De seguida, temos a possibilidade de recorrer a tribunais arbitrais em matérias respeitantes a atos pré-contratuais. Esta matéria vem prevista no número 3 do artigo 180º do CPTA. Aqui estende-se a competência dos tribunais arbitrais a atos relativos à formação dos contratos. Este artigo visa, sobretudo, dar resposta aos casos que podem envolver um elevado número de interessados.

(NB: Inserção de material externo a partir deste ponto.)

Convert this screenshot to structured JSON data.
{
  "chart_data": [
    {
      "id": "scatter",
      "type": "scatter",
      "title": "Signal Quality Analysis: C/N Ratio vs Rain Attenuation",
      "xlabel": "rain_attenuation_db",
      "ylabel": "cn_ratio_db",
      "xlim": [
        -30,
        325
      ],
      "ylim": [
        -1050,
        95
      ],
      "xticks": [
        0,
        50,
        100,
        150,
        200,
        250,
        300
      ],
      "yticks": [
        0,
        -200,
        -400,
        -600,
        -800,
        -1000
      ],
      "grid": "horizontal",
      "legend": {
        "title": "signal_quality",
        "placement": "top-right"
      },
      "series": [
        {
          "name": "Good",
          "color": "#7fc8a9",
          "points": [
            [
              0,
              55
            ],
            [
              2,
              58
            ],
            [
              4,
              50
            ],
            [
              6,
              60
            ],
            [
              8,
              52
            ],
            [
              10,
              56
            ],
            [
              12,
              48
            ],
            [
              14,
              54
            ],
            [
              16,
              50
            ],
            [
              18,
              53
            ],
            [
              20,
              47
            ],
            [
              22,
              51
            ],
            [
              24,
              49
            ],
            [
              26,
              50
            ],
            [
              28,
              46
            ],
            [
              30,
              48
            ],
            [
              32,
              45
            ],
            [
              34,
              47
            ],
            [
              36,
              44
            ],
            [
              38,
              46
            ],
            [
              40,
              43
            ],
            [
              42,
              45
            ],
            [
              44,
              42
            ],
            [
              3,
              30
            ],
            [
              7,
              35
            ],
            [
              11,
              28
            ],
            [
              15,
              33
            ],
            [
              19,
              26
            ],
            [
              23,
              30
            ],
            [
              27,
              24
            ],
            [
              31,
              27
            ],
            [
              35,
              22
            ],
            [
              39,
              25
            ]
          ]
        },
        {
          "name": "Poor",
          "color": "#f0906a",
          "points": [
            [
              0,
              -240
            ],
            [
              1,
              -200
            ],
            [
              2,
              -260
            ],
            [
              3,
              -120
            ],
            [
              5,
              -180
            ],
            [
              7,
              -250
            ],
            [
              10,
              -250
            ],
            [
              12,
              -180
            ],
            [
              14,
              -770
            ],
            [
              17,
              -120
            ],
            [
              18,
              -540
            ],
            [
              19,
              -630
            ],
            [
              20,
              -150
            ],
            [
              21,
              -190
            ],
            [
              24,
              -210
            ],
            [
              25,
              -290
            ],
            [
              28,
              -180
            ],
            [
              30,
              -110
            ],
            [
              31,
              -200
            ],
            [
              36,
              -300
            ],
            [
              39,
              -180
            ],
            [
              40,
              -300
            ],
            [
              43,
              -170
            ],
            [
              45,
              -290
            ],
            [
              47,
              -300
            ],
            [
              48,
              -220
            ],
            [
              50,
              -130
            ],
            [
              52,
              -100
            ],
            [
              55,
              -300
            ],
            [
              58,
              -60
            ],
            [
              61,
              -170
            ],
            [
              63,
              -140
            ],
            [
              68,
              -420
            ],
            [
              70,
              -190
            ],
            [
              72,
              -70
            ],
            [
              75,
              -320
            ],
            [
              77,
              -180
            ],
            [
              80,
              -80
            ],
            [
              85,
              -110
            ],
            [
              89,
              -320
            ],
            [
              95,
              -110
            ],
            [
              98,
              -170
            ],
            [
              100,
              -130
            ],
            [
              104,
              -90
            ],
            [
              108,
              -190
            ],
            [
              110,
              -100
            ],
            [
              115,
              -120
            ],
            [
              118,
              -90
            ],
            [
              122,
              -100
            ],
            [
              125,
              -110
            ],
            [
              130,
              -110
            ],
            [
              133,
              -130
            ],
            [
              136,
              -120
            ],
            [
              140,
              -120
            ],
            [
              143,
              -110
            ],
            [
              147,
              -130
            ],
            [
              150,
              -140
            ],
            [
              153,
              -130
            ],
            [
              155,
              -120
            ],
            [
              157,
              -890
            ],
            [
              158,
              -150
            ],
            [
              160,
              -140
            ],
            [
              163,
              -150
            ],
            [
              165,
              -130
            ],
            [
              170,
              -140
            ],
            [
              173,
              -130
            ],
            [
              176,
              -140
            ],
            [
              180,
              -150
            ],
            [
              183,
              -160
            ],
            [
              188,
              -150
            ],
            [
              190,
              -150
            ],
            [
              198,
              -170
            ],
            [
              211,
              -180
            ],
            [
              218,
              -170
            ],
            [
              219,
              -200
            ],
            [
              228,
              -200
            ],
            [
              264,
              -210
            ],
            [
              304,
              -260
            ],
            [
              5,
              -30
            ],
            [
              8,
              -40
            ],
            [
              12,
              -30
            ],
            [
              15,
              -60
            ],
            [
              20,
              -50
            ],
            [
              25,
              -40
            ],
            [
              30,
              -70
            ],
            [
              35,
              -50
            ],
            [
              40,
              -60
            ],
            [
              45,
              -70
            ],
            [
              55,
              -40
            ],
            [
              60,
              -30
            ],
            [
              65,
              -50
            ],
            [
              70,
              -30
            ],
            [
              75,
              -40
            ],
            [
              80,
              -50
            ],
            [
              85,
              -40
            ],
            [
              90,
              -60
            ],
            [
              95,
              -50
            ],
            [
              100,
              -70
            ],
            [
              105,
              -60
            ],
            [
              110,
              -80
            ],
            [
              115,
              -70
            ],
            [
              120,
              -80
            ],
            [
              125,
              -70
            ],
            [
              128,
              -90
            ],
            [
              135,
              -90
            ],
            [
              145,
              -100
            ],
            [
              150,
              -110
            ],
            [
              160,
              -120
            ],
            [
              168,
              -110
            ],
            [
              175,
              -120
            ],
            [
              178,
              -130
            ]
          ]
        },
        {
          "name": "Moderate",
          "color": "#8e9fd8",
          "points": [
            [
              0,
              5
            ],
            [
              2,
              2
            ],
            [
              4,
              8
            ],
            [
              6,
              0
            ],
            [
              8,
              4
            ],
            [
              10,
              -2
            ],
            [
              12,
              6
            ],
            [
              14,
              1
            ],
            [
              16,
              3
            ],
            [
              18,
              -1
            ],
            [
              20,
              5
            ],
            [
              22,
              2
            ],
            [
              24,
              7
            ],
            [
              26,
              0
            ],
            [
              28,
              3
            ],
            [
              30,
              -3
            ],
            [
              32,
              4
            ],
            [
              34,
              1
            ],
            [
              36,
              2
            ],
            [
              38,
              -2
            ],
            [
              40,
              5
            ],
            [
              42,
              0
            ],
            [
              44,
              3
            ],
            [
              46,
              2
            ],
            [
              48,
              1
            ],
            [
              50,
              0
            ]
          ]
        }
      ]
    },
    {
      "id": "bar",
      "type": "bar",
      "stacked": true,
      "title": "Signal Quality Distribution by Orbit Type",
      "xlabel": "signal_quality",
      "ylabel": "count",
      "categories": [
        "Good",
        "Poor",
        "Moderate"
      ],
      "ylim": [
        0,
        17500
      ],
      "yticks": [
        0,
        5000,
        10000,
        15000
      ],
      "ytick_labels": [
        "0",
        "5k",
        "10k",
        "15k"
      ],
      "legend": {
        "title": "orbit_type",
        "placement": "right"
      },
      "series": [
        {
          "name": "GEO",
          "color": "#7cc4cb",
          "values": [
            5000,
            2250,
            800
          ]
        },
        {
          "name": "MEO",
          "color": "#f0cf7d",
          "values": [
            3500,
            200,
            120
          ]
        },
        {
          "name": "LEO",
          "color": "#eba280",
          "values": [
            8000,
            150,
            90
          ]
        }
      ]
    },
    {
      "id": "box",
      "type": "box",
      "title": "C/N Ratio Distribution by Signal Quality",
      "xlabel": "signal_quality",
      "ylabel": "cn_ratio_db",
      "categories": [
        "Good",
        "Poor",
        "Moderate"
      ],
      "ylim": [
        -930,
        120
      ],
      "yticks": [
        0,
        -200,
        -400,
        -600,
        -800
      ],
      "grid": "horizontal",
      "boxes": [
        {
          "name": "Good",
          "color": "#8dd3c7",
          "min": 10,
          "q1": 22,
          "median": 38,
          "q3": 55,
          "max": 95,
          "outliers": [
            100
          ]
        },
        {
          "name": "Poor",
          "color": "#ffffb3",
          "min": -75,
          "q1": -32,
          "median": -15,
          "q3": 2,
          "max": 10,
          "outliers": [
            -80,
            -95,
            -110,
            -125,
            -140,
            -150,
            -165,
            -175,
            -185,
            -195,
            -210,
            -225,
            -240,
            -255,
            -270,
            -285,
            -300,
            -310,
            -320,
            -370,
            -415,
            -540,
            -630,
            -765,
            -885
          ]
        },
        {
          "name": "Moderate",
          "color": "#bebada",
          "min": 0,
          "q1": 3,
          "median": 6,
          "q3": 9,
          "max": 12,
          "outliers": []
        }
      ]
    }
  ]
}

No número 2 do artigo 180º do CPTA também houve uma alteração, uma vez que na anteriormente este preceito dispunha que “Excecionam-se do disposto no número anterior os casos em que existam contra-interessados, salvo se estes aceitarem o compromisso arbitral”, ou seja, neste caso a falta de aceitação dos contrainteressados gerava falta de competência por parte do tribunal arbitral já que a matéria deixava de ser arbitrável. Na versão atual introduzida pela reforma de 2015, considera-se que “Quando existam contrainteressados, a regularidade da constituição de tribunal arbitral depende da sua aceitação do compromisso arbitral”, logo a aceitação, agora, apenas constitui um elemento para a regularidade da ação e não retira a determinada matéria a possibilidade de ser arbitrável. O termo contrainteressados é amplamente discutido pela doutrina, o Professor FRANCISCO PAES MARQUES, aqueles que estejam investidos numa posição de vantagem atribuída diretamente pela Ordem Jurídica, possuindo assim um direito subjetivo, não sendo suficiente um mero interesse de facto; quando estejamos perante uma colisão direta entre o interesse do autor e o interesse do terceiro e o benefício ou lesão decorra direta e imediatamente dos efeitos da sentença. Já o Professor VASCO PEREIRA DA SILVA refere que os contrainteressados são os particulares que se podem considerar verdadeiros sujeitos de relações jurídicas administrativas multilaterais (paradigmáticas do novo direito administrativo, sobretudo, em domínios como o urbanismo, o ambiente, o consumo, a cultura), as quais, para além da Administração e dos destinatários imediatos da atuação administrativa em causa, dão origem a uma “rede” de ligações jurídicas entre múltiplos sujeitos, uns do lado ativo, outros do lado passivo, que são titulares de posições de vantagem juridicamente protegidas, pelo que devem gozar dos correspondentes poderes processuais.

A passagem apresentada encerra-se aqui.